Remember that the $35 trillion worth of US government bonds have to be refinanced every six years (on average).
Back in 2021, for example, the Treasury Department issued 3-year bonds (technically they’re called notes) at close to 0%.
Now it’s 2024 and those 3-year notes need to be repaid. Well, the government never actually repays anything. They just issue new bonds to pay off the old bonds, essentially refinancing the national debt every few years.
The problem, of course, is that interest rates are much higher now. Bonds that were issued at 0% a few years ago are now costing the government 5%.
This means that the government’s annual interest bill is about to skyrocket.
Prior to the pandemic the government’s annual interest expense was about $500 billion. This year it will surpass $1 trillion. And if rates stay at these levels (or go higher) the annual interest bill will pass $2 trillion in a few years.
The Federal Reserve knows this; the risk of bankrupting the Treasury Department with higher interest rates is a real possibility.
Higher rates also cause a lot of other problems in the US economy, including real estate, bank solvency, the stock market and more.
All of these risks exist because the Fed kept interest rates so low for so long— the better part of 15 years. They created enormous financial bubbles, and they’ve created a legacy of inflation and financial destruction.

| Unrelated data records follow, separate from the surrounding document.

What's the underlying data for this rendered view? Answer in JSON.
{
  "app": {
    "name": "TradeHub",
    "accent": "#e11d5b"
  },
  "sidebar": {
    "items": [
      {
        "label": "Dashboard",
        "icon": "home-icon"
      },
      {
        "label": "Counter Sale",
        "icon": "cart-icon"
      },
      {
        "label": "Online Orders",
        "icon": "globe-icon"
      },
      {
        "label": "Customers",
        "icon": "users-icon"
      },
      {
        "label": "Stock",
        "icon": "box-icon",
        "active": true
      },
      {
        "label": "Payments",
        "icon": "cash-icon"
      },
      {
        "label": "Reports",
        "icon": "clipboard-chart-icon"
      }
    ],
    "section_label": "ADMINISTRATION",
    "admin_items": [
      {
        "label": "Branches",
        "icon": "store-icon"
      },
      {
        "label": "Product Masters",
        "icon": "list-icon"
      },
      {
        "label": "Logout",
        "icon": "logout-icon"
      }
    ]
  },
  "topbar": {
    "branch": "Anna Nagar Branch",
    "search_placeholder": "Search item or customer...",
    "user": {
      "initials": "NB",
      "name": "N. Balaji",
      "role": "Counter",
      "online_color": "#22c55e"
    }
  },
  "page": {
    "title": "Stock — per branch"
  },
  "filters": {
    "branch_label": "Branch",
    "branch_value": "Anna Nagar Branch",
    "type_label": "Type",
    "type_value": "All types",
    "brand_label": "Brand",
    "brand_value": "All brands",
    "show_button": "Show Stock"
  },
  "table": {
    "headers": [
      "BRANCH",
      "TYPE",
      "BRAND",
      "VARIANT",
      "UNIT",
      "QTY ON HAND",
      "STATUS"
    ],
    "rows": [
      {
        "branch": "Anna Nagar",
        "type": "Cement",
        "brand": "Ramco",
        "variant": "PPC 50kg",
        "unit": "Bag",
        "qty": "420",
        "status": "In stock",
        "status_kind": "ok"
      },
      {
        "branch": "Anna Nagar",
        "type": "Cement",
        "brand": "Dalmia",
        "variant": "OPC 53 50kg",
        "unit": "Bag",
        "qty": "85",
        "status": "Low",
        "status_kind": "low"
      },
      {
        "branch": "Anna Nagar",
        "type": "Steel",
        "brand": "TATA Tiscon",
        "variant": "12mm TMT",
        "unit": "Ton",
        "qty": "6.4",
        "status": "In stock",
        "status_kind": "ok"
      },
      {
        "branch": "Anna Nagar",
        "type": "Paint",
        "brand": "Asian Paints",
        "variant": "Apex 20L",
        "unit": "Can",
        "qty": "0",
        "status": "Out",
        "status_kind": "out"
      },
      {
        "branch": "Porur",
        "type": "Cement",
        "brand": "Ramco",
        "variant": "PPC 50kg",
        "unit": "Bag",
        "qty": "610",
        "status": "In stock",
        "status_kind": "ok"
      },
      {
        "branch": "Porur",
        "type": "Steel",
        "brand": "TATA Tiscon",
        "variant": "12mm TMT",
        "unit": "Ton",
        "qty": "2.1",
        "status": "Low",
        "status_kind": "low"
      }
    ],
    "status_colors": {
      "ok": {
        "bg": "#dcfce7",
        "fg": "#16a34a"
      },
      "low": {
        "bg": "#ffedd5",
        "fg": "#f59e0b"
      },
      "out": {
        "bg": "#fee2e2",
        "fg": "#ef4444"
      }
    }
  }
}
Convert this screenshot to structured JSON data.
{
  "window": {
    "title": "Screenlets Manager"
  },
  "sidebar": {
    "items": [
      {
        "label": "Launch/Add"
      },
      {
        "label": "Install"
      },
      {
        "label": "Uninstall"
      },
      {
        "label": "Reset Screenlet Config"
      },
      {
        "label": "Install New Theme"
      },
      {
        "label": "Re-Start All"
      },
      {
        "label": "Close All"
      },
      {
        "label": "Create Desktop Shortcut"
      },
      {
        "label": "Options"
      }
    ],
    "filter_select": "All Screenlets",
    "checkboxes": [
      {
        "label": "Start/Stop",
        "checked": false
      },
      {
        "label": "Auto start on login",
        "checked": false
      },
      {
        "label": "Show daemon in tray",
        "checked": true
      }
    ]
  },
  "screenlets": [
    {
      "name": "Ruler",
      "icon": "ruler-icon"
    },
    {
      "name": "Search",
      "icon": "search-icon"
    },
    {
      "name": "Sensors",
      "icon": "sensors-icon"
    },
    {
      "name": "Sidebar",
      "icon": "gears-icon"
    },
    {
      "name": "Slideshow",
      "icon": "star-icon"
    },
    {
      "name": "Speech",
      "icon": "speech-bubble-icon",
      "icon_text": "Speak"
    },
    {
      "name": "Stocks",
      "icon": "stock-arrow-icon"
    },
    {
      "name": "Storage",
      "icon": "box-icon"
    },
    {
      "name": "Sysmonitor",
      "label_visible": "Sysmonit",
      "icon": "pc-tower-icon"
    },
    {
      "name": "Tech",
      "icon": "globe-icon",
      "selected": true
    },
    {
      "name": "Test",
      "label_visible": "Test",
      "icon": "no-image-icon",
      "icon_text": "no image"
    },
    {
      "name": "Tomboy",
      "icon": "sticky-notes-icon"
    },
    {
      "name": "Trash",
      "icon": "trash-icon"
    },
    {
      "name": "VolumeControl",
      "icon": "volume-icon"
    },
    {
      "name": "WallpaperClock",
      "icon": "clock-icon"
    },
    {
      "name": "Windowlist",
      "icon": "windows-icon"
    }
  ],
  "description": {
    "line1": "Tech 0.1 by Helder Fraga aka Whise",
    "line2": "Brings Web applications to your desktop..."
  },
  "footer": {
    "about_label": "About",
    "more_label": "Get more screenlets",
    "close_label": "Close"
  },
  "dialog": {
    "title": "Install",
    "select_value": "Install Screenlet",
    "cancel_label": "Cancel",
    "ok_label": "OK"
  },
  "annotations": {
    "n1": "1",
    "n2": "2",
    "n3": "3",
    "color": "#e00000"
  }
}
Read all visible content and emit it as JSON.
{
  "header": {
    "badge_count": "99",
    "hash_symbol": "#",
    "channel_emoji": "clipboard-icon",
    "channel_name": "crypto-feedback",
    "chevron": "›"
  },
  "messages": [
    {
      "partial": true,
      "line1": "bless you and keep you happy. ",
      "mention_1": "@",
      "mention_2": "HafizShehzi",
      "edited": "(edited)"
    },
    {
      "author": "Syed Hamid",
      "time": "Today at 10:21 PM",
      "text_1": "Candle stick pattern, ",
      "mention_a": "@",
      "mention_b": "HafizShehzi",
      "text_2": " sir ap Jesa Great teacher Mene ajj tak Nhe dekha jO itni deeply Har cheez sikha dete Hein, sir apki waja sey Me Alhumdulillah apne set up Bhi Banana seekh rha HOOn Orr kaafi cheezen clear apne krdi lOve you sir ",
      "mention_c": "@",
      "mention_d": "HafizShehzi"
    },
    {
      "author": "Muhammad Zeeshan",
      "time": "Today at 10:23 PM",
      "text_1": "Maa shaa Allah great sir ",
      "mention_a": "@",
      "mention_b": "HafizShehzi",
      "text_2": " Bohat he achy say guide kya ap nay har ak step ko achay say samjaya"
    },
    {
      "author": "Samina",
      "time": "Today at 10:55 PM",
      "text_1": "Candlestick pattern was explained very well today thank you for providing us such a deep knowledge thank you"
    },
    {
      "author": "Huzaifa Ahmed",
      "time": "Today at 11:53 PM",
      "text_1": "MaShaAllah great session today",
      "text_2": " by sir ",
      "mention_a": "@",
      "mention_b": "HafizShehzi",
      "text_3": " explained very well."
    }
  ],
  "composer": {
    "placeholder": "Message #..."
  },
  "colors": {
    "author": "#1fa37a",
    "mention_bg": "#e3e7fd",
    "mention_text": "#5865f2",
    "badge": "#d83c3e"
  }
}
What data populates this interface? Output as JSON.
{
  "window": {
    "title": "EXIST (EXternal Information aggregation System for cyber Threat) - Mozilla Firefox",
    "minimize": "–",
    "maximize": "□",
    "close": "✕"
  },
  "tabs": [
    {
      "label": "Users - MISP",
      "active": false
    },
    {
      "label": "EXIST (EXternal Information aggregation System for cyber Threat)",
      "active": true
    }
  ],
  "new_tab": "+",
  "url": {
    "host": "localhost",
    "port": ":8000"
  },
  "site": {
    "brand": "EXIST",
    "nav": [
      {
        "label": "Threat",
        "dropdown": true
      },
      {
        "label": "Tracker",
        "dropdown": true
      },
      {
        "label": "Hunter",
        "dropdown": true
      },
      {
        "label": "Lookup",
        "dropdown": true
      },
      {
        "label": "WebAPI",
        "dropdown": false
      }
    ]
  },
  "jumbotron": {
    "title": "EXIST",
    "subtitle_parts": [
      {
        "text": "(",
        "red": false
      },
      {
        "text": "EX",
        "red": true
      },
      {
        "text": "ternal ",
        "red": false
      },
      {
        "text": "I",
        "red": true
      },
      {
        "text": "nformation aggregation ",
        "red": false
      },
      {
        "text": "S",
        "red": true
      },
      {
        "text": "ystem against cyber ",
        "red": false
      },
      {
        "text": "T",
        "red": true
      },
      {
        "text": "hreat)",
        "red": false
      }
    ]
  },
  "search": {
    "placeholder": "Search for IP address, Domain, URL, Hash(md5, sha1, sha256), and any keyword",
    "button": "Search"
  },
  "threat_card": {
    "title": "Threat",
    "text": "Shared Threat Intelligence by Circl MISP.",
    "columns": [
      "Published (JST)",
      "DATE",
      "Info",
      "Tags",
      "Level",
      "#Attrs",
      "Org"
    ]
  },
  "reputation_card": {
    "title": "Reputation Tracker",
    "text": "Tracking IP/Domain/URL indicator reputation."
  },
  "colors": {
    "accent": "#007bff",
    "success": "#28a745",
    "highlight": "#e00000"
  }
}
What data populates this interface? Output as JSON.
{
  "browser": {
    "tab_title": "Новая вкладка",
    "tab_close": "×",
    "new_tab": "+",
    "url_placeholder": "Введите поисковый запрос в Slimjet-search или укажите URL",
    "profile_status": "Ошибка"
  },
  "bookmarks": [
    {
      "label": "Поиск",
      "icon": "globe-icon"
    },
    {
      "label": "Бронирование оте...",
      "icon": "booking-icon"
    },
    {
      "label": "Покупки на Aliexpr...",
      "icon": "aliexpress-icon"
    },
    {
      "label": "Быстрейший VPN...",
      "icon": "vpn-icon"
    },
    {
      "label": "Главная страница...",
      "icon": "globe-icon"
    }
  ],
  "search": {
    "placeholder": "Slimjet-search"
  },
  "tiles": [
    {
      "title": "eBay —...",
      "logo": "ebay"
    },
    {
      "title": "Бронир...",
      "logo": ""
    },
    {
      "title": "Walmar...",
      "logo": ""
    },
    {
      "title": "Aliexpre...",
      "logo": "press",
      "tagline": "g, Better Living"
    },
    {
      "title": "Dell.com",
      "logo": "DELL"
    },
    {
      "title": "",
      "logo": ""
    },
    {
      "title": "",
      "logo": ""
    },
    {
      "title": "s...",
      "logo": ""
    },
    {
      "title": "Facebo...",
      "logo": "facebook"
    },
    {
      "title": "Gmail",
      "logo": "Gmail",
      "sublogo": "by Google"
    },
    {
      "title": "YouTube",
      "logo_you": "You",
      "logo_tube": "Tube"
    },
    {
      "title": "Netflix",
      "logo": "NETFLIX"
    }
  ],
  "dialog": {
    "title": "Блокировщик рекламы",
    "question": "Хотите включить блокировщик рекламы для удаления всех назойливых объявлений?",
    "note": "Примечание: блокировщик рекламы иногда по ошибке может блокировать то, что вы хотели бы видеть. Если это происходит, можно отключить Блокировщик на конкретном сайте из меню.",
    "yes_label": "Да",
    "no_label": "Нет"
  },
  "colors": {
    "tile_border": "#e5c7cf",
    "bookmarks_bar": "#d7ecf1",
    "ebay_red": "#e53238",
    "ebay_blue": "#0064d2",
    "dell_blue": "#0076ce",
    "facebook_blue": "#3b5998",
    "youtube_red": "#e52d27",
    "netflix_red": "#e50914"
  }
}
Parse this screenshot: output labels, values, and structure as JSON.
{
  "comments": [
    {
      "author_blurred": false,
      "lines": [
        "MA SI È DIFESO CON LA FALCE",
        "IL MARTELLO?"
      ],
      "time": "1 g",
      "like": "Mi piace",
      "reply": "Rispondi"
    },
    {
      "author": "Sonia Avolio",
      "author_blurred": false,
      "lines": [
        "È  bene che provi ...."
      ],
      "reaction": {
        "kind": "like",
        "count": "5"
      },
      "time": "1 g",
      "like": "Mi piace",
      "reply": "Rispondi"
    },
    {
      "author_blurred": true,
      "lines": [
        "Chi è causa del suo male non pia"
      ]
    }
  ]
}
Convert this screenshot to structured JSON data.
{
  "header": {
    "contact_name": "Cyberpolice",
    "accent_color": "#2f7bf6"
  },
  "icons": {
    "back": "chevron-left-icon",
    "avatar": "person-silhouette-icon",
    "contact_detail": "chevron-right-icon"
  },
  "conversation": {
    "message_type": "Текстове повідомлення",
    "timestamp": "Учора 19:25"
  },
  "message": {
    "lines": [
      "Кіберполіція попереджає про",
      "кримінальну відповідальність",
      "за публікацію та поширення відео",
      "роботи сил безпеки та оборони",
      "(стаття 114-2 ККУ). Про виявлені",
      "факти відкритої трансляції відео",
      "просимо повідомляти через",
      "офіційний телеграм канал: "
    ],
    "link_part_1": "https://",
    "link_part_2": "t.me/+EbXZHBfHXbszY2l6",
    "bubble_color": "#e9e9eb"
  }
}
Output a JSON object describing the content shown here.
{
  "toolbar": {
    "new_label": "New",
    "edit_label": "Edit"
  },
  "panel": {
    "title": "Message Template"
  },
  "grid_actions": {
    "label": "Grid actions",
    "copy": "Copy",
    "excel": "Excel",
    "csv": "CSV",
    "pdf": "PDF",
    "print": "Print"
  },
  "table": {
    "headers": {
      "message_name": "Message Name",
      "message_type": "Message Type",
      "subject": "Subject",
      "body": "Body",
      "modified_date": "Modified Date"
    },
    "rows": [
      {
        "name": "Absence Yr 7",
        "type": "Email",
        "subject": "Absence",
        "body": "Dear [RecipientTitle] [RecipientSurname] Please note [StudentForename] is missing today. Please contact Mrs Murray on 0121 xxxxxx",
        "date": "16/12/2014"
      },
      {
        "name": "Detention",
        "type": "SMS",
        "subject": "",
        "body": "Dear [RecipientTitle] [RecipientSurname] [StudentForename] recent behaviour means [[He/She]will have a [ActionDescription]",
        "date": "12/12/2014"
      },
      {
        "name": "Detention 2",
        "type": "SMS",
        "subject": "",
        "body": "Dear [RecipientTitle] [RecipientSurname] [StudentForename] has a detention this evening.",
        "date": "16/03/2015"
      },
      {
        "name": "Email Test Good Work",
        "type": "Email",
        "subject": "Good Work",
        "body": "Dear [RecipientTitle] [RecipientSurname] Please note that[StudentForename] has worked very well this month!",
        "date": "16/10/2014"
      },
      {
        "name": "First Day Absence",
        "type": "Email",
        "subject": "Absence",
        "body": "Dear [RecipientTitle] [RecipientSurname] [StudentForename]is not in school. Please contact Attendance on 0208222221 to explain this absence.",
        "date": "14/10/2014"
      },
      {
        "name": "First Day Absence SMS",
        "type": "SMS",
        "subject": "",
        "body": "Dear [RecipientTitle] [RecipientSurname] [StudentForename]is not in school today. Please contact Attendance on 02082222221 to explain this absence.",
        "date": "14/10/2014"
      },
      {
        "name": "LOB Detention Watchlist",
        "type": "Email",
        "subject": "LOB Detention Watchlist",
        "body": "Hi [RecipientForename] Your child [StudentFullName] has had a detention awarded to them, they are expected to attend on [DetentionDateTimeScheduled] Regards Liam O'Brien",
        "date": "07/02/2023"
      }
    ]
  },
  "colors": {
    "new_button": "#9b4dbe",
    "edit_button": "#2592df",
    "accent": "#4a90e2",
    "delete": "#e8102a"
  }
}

It should be obvious by now that the Fed has lost… and that they are not in control of the situation.
Remember, just because inflation has declined from its peak, doesn’t mean that it’s going away.
Ultimately, we believe this is bullish for gold. Even though the gold price is near its all-time high, these realities will probably continue to push gold much higher in the long run.
And people are starting to figure this out.
Individuals and ETFs that have been selling gold for years are starting to reverse.
Even Costco is selling around $200 million a month in gold bars.
Remember, we’re in 1972 right now. This is likely just the beginning.